Es fehlt an der Breite im Damen-Tennis

Allerdings weiß auch sie, dass es an der Breite fehlt. "Als unsere Generation um Angelique Kerber, Tatjana Maria, aber auch eine Sabine Lisicki oder Julia Görges damals hochkam, gab es zehn bis 15 solcher Spielerinnen, von denen wir uns dann durchgesetzt haben. Die anderen sind dann aus unterschiedlichsten Gründen weggefallen", erklärte sie. Aktuell habe man drei bis vier solcher Spielerinnen, sagt Petkovic: "Wenn allen vier etwas passiert, haben wir plötzlich keine mehr. Es ist unglaublich schwierig, wenn man alleine da steht. Die Qualität haben wir, aber es fehlt die Tiefe."

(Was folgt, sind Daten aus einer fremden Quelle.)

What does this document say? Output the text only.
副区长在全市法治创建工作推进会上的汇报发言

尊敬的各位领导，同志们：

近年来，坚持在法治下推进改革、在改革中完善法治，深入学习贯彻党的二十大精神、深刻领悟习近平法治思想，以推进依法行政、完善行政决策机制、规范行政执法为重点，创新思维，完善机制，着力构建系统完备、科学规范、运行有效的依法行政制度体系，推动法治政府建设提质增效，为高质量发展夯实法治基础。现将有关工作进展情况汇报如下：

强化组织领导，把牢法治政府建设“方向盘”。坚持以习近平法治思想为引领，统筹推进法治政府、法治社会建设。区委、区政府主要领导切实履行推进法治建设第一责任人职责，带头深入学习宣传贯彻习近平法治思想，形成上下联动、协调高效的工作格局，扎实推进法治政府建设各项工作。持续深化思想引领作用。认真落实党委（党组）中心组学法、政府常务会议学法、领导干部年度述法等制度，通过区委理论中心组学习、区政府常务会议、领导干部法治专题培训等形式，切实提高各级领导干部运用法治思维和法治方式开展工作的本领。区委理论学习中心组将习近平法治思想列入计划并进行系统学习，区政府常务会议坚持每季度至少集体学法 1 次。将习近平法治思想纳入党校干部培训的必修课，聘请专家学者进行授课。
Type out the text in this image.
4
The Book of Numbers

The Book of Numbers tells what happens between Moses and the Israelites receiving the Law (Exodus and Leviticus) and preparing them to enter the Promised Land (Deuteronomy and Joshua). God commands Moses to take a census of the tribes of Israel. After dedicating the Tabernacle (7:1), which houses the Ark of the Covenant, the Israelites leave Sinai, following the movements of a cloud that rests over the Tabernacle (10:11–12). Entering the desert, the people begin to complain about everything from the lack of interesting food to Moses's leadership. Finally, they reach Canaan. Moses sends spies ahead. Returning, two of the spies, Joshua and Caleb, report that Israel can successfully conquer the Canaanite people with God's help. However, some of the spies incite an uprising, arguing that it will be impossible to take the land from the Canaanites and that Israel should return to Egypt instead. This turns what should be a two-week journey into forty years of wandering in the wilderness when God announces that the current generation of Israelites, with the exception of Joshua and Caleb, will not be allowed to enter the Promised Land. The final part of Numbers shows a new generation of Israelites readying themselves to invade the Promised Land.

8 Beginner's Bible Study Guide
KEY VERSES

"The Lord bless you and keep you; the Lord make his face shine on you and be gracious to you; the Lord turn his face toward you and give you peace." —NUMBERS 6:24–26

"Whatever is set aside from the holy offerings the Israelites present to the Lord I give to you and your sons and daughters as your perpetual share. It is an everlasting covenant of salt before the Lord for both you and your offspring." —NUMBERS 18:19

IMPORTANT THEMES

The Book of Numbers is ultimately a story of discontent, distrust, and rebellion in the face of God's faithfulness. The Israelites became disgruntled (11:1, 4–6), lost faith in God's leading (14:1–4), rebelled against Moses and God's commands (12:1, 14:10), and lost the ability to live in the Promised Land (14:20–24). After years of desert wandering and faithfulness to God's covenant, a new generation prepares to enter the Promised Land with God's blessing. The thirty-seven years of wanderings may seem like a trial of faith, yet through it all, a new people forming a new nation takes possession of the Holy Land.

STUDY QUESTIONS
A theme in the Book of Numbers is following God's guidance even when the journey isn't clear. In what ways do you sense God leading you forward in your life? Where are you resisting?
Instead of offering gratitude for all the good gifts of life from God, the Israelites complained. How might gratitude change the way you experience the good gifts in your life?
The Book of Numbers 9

Wie kommt man zurück zur Breite in den Jahrgängen? Am besten ganz unten anfangen, an der Basis, indem man früh Begeisterung weckt und dafür zum Beispiel in die Schulen geht. Dazu müssen die Strukturen verbessert werden. "Dazu halte ich Jugendtrainer für ultimativ wichtig", sagt Stach. Denn die können verhindern, dass man in einem schwierigen jugendlichen Alter anderen gesellschaftlichen Reizen erliegt und mit dem Sport aufhört. Dazu müsse sich die Turnierlandschaft verbessern, wie zum Beispiel in Italien. "Die können jede Woche ein Turnier spielen und müssen keine 200 Kilometer dafür fahren", erklärt Stach.

Italien feiert eine neue Ära

Die Italiener feiern gerade neue Helden wie Jannik Sinner und eine neue Ära, der Neuaufbau hat allerdings auch gute zehn Jahre gedauert. Ähnlich lange bräuchte man wohl auch in Deutschland, wenn man die Probleme bei der Wurzel anpackt. Und wenn man dazu auch Visionen hat, die Ideen, die Motivation, etwas anzutreiben. Stach ist "nicht sehr optimistisch, dass das in einem relativ kurzen Zeitrahmen passiert". Denn der Verband müsste mehr oder weniger alles auf links drehen.

Wäre da nicht Steffi Graf prädestiniert, um an einem Neustart mitzuwirken? Stach ist ein Verfechter davon, Stars wie Petkovic oder Kerber intensiv mit einzubinden. "Das hilft sehr, wenn man sieht, dass sie den Weg gegangen sind." Und Graf "ist mit dem, was sie durchgemacht hat, das perfekte Beispiel dafür, wie man mit Ehrgeiz und unbändigem Willen diesen beschwerlichen Weg gehen kann".

Ob die Gräfin Lust dazu hat, ist die andere Frage. Doch dass das deutsche Damen-Tennis die wohl größte Galionsfigur gut gebrauchen könnte – dafür reicht bereits ein Blick auf die Weltrangliste.

Über den Gesprächspartner

  • Kommentator Matthias Stach ist seit Jahren bekannt als "die Stimme des Tennissports", er hat im Laufe seiner Karriere von über 100 Grand-Slam-Turnieren berichtet, zuletzt erst für Eurosport von den French Open.